Here is a bit about Shannon and her relationship with yoga and Project Yoga Richmond:
The opportunity to find stillness and calm first brought me to yoga. Meditation was my first initial draw and from there I got into asana as well.
Every time I come back to the mat is an opportunity to reconnect with my highest self. My practice forces me to slow down and work on ME. As a wife, mother, daughter, friend, yoga therapist, and small business owner, I cannot give the best of me unless I have it to give. So that’s why I practice. “You can’t pour from an empty cup.”

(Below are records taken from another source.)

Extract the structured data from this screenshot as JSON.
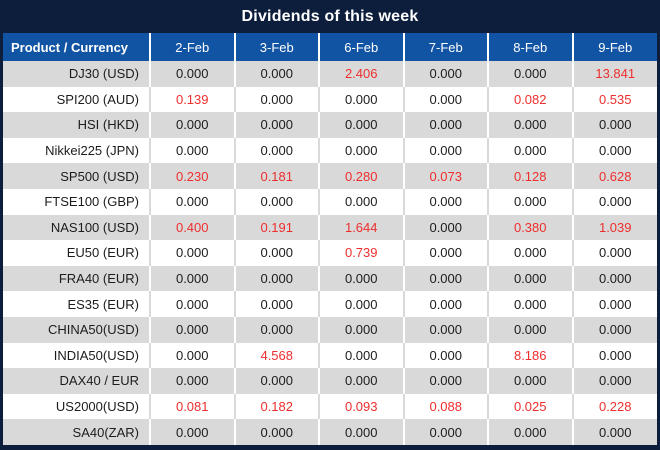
{
  "title": "Dividends of this week",
  "table": {
    "product_header": "Product / Currency",
    "date_headers": [
      "2-Feb",
      "3-Feb",
      "6-Feb",
      "7-Feb",
      "8-Feb",
      "9-Feb"
    ],
    "rows": [
      {
        "product": "DJ30 (USD)",
        "values": [
          "0.000",
          "0.000",
          "2.406",
          "0.000",
          "0.000",
          "13.841"
        ],
        "red": [
          false,
          false,
          true,
          false,
          false,
          true
        ]
      },
      {
        "product": "SPI200 (AUD)",
        "values": [
          "0.139",
          "0.000",
          "0.000",
          "0.000",
          "0.082",
          "0.535"
        ],
        "red": [
          true,
          false,
          false,
          false,
          true,
          true
        ]
      },
      {
        "product": "HSI (HKD)",
        "values": [
          "0.000",
          "0.000",
          "0.000",
          "0.000",
          "0.000",
          "0.000"
        ],
        "red": [
          false,
          false,
          false,
          false,
          false,
          false
        ]
      },
      {
        "product": "Nikkei225 (JPN)",
        "values": [
          "0.000",
          "0.000",
          "0.000",
          "0.000",
          "0.000",
          "0.000"
        ],
        "red": [
          false,
          false,
          false,
          false,
          false,
          false
        ]
      },
      {
        "product": "SP500 (USD)",
        "values": [
          "0.230",
          "0.181",
          "0.280",
          "0.073",
          "0.128",
          "0.628"
        ],
        "red": [
          true,
          true,
          true,
          true,
          true,
          true
        ]
      },
      {
        "product": "FTSE100 (GBP)",
        "values": [
          "0.000",
          "0.000",
          "0.000",
          "0.000",
          "0.000",
          "0.000"
        ],
        "red": [
          false,
          false,
          false,
          false,
          false,
          false
        ]
      },
      {
        "product": "NAS100 (USD)",
        "values": [
          "0.400",
          "0.191",
          "1.644",
          "0.000",
          "0.380",
          "1.039"
        ],
        "red": [
          true,
          true,
          true,
          false,
          true,
          true
        ]
      },
      {
        "product": "EU50 (EUR)",
        "values": [
          "0.000",
          "0.000",
          "0.739",
          "0.000",
          "0.000",
          "0.000"
        ],
        "red": [
          false,
          false,
          true,
          false,
          false,
          false
        ]
      },
      {
        "product": "FRA40 (EUR)",
        "values": [
          "0.000",
          "0.000",
          "0.000",
          "0.000",
          "0.000",
          "0.000"
        ],
        "red": [
          false,
          false,
          false,
          false,
          false,
          false
        ]
      },
      {
        "product": "ES35 (EUR)",
        "values": [
          "0.000",
          "0.000",
          "0.000",
          "0.000",
          "0.000",
          "0.000"
        ],
        "red": [
          false,
          false,
          false,
          false,
          false,
          false
        ]
      },
      {
        "product": "CHINA50(USD)",
        "values": [
          "0.000",
          "0.000",
          "0.000",
          "0.000",
          "0.000",
          "0.000"
        ],
        "red": [
          false,
          false,
          false,
          false,
          false,
          false
        ]
      },
      {
        "product": "INDIA50(USD)",
        "values": [
          "0.000",
          "4.568",
          "0.000",
          "0.000",
          "8.186",
          "0.000"
        ],
        "red": [
          false,
          true,
          false,
          false,
          true,
          false
        ]
      },
      {
        "product": "DAX40 / EUR",
        "values": [
          "0.000",
          "0.000",
          "0.000",
          "0.000",
          "0.000",
          "0.000"
        ],
        "red": [
          false,
          false,
          false,
          false,
          false,
          false
        ]
      },
      {
        "product": "US2000(USD)",
        "values": [
          "0.081",
          "0.182",
          "0.093",
          "0.088",
          "0.025",
          "0.228"
        ],
        "red": [
          true,
          true,
          true,
          true,
          true,
          true
        ]
      },
      {
        "product": "SA40(ZAR)",
        "values": [
          "0.000",
          "0.000",
          "0.000",
          "0.000",
          "0.000",
          "0.000"
        ],
        "red": [
          false,
          false,
          false,
          false,
          false,
          false
        ]
      }
    ]
  },
  "colors": {
    "navy": "#0d1e3c",
    "headerBlue": "#1254a4",
    "rowAlt": "#d9d9d9",
    "red": "#ee2e2e",
    "ink": "#1c1c1c"
  }
}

Our practice teaches us to slow down and listen. Not only to ourselves but others too. This pause allows more connection to our authentic selves and our communities.
PYR allows me to give back to my community. I love how much our team, volunteers, and supporters give back as well. We really do have an amazing group of yogis! I see PYR helping to bring yoga to everyone in the community. By doing so, we are showing our community how to heal, grow, and thrive.
Shannon first got involved with PYR 6 years ago when she attended Y12SR training with Nikki Myers. In that training, Shannon met PYR Co-founder, Dana Walters, over a love of yoga and paddleboarding and loved the vibe of PYR. It wasn’t long after that Shannon started attending regular events, classes, and volunteering whenever she could.
She has taught a number of our programs in the community, including Yoga for Autism at the Founders Center of Commonwealth Autism and Yoga for Youth at Albert Hill Middle School.
What can YOU expect on the mat during Vin/Yin with Shannon?
Class will start with a gentle warm up, and move to a Vinyasa sequence to link breath and movement. This Vinyasa portion will allow participants to focus on breath and awareness while building internal heat. From there we will move on to the Yin portion, slowing down the pace with poses to focus on the fascia. Holding poses anywhere from 2-5 minutes each.